King williams war

La guerra di re william (1689-1697). Questa prima delle guerre franco-indiana stava già bruciando al confine del New England quando l'Inghilterra dichiarò guerra alla Francia nel maggio 1689. I commercianti inglesi avevano recentemente fondato la Hudson's Bay Trading Company, che faceva concorrenza ai commercianti francesi in Canada. Arrabbiati per l'interferenza britannica nel commercio di pellicce, i francesi incitarono le tribù Abenaki del Maine a distruggere la postazione inglese rivale di Pemaquid e ad attaccare gli insediamenti di frontiera. A questo punto, le divisioni politiche avevano frammentato le colonie britanniche settentrionali, ognuna gelosa delle proprie frontiere. Queste divisioni hanno interferito con le relazioni tra i coloni bianchi e gli indiani d'America e hanno reso i coloni britannici suscettibili di assalti militari. Quando il conflitto europeo noto come Guerra della Lega di Augusta scoppiò alla frontiera nordamericana, divenne una lotta per la supremazia coloniale.

Le condizioni erano instabili anche in Canada. Quando Louis de Buade, conte de Frontenac, arrivò nel 1689 per iniziare il suo secondo mandato come governatore, trovò la colonia afflitta dalle incursioni irochesi. Per calmare i coloni francesi e riconquistare la fedeltà dei suoi alleati indiani, nel 1690 inviò tre gruppi di guerra: il primo distrusse Schenectady, il secondo attaccò e incendiò il piccolo insediamento di Salmon Falls al confine con il New Hampshire, e il terzo costrinse il resa di Fort Loyal, un avamposto nel sito dell'attuale città di Portland, nel Maine.

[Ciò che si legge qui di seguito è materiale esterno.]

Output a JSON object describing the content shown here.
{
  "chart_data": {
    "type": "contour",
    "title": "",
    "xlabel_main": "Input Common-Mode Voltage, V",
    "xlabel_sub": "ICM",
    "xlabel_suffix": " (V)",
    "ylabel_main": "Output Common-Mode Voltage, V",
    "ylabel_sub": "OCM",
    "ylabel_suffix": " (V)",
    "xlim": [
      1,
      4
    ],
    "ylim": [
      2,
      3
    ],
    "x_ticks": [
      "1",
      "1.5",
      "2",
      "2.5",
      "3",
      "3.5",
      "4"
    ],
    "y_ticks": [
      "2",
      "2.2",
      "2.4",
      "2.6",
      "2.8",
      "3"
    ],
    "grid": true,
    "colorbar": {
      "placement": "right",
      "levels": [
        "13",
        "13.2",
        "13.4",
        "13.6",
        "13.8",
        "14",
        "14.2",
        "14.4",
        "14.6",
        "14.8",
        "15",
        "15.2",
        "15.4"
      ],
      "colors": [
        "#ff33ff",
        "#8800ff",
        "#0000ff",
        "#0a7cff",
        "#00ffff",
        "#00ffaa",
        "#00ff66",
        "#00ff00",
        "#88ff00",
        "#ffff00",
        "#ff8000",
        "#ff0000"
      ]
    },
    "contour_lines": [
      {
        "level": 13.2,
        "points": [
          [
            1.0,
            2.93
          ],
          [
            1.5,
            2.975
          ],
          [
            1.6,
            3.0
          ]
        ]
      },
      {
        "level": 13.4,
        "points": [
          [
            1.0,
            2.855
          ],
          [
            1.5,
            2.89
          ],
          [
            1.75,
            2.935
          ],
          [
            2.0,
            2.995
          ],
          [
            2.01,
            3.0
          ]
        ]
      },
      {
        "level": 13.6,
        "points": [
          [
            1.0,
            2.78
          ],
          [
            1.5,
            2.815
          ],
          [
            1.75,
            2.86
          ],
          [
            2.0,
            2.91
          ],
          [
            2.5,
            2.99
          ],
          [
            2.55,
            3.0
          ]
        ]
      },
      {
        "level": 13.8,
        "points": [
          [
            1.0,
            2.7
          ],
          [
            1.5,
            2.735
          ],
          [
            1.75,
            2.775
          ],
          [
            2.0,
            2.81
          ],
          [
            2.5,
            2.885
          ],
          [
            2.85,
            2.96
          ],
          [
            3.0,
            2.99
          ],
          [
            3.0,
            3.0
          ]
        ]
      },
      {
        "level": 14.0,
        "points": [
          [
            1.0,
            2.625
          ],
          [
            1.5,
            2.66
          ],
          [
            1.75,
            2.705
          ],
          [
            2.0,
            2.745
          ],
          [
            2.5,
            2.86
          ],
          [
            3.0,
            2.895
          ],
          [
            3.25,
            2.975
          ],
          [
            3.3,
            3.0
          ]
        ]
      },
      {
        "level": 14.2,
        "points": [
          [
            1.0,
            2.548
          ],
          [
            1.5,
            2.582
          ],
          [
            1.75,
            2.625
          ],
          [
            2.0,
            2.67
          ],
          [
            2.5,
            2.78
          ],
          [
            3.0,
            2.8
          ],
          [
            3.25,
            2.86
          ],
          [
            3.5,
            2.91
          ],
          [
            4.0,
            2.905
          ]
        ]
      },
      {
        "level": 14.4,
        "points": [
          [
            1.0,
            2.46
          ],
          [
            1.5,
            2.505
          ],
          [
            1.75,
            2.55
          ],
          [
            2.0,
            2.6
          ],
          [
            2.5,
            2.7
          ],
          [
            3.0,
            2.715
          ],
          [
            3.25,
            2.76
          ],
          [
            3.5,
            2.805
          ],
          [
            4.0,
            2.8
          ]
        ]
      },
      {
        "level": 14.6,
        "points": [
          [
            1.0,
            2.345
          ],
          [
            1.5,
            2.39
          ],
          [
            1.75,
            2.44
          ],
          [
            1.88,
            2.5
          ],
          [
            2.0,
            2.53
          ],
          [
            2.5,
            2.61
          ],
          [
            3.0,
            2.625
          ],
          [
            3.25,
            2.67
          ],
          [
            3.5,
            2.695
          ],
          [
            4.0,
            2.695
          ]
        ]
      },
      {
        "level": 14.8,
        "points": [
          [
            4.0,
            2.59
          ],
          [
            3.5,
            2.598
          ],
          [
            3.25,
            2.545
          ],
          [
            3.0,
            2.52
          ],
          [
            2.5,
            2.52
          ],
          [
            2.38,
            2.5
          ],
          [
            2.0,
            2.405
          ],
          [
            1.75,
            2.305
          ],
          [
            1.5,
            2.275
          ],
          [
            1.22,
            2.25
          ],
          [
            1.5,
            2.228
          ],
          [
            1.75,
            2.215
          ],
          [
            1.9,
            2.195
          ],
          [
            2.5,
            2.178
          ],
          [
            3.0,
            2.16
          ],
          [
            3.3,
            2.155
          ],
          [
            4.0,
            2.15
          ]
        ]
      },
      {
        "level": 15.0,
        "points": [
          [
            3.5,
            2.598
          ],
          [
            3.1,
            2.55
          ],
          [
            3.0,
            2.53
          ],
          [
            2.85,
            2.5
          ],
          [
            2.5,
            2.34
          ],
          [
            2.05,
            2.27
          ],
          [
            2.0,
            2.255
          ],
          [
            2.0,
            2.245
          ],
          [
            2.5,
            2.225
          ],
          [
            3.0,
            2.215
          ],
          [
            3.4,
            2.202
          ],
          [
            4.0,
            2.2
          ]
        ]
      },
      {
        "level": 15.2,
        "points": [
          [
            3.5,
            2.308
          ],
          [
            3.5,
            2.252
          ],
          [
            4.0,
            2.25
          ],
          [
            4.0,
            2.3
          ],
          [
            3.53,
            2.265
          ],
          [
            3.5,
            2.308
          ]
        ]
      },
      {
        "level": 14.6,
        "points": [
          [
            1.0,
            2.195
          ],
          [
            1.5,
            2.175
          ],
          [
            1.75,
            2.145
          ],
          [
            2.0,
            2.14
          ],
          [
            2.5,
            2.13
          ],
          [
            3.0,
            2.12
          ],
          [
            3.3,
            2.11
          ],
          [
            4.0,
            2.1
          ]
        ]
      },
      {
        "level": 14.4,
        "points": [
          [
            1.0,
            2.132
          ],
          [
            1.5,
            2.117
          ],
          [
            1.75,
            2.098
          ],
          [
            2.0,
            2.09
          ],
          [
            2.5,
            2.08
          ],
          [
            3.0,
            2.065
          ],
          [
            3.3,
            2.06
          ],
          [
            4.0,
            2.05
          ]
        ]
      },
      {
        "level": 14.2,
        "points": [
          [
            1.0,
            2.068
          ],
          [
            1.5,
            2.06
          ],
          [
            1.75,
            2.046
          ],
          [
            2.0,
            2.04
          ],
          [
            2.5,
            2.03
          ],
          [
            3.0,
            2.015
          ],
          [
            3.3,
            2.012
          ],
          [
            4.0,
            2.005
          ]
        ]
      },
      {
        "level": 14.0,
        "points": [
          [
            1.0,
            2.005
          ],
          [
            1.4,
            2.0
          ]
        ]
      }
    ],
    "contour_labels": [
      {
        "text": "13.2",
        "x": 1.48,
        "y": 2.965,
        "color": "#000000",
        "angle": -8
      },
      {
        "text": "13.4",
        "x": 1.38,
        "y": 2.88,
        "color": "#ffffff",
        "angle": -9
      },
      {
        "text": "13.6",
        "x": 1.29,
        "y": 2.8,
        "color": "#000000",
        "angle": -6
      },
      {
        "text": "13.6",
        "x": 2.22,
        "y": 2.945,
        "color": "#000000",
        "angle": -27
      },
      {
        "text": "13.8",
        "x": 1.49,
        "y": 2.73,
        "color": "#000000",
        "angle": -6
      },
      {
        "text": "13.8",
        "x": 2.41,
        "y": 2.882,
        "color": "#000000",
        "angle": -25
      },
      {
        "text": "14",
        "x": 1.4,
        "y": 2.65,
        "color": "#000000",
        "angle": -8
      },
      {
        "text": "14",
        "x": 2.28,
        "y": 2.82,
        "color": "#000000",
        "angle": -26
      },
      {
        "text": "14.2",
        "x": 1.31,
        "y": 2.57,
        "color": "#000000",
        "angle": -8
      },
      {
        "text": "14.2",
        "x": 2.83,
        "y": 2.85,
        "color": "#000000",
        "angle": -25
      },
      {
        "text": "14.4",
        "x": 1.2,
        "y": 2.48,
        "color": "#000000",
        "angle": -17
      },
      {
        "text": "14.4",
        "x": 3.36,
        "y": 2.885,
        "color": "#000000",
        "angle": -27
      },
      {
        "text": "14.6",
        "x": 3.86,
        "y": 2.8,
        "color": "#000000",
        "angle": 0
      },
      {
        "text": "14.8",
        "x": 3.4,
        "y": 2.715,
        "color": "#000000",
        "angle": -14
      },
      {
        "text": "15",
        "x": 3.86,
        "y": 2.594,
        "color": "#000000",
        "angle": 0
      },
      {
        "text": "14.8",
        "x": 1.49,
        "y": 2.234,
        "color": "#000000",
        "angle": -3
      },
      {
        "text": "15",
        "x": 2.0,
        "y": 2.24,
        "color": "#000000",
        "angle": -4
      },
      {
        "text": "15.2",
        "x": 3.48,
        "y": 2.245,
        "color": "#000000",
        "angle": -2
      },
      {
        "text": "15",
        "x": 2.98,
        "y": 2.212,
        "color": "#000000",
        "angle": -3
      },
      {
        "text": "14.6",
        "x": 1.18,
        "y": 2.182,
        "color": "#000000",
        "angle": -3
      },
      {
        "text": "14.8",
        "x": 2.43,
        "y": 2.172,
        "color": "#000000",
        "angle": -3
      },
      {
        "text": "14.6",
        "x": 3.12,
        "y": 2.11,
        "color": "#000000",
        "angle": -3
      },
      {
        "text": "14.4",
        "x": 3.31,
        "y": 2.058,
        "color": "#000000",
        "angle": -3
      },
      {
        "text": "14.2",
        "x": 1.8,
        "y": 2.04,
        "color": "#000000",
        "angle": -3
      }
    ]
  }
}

Il terrore si diffuse in tutte le colonie inglesi e il Massachusetts sollevò una flotta di sette navi, una delle quali catturò e saccheggiò Port Royal, in Nuova Scozia. Nel maggio 1690, i rappresentanti del Massachusetts, Plymouth, Connecticut e New York si incontrarono a New York City. Progettarono un attacco unitario via terra a Montreal con la promessa cooperazione degli Irochesi. Allo stesso tempo, il Massachusetts e le altre colonie del New England si sono impegnate ad attaccare il Quebec via mare. Entrambe le spedizioni furono fallite. Le truppe di New York e del Connecticut, in viaggio da Albany, non potevano avanzare oltre i piedi del lago Champlain. La flotta del New England non se la passò meglio.

Rendendosi conto che mancavano di risorse finanziarie e di organizzazione militare sufficienti, i leader delle colonie inglesi settentrionali si appellarono ripetutamente al governo inglese per chiedere aiuto. La Gran Bretagna inviò una flotta in Nord America, ma arrivò con un equipaggio febbricitante, quindi il contributo ammontava a poco. Frontenac ha fatto appelli simili alla Francia per chiedere aiuto, senza migliore fortuna. Lo squadrone francese inviato per catturare Boston fu ritardato dal vento contrario, rimase a corto di provviste e non poté fare nulla.

Sebbene i francesi abbiano vinto questa guerra, il Trattato di Ryswick, che ha risolto il conflitto, è stato inconcludente e non ha comportato trasferimenti significativi di terre del Nord America tra le potenze europee. Le conseguenze per gli indiani d'America nella regione, tuttavia, furono gravi. La guerra ha innescato una lotta molto più lunga tra gli Algonchini e gli Irochesi, che si è rivelata disastrosa per entrambi mentre cercavano di negoziare con coloni e funzionari francesi e britannici. Poiché molte delle tensioni che inizialmente avevano provocato il conflitto rimasero irrisolte, la frontiera nordamericana sarebbe nuovamente esplosa in violenza cinque anni dopo, nella Guerra della Regina Anna.

Bibliografia

Gallay, Alan, ed. Colonial Wars of North America: 1512–1763: An Encyclopedia. New York: Garland, 1996.

Leach, Douglas Edward. Arms for Empire: A Military History of the British Colononies in North America, 1607–1763. New York: Macmillan, 1973.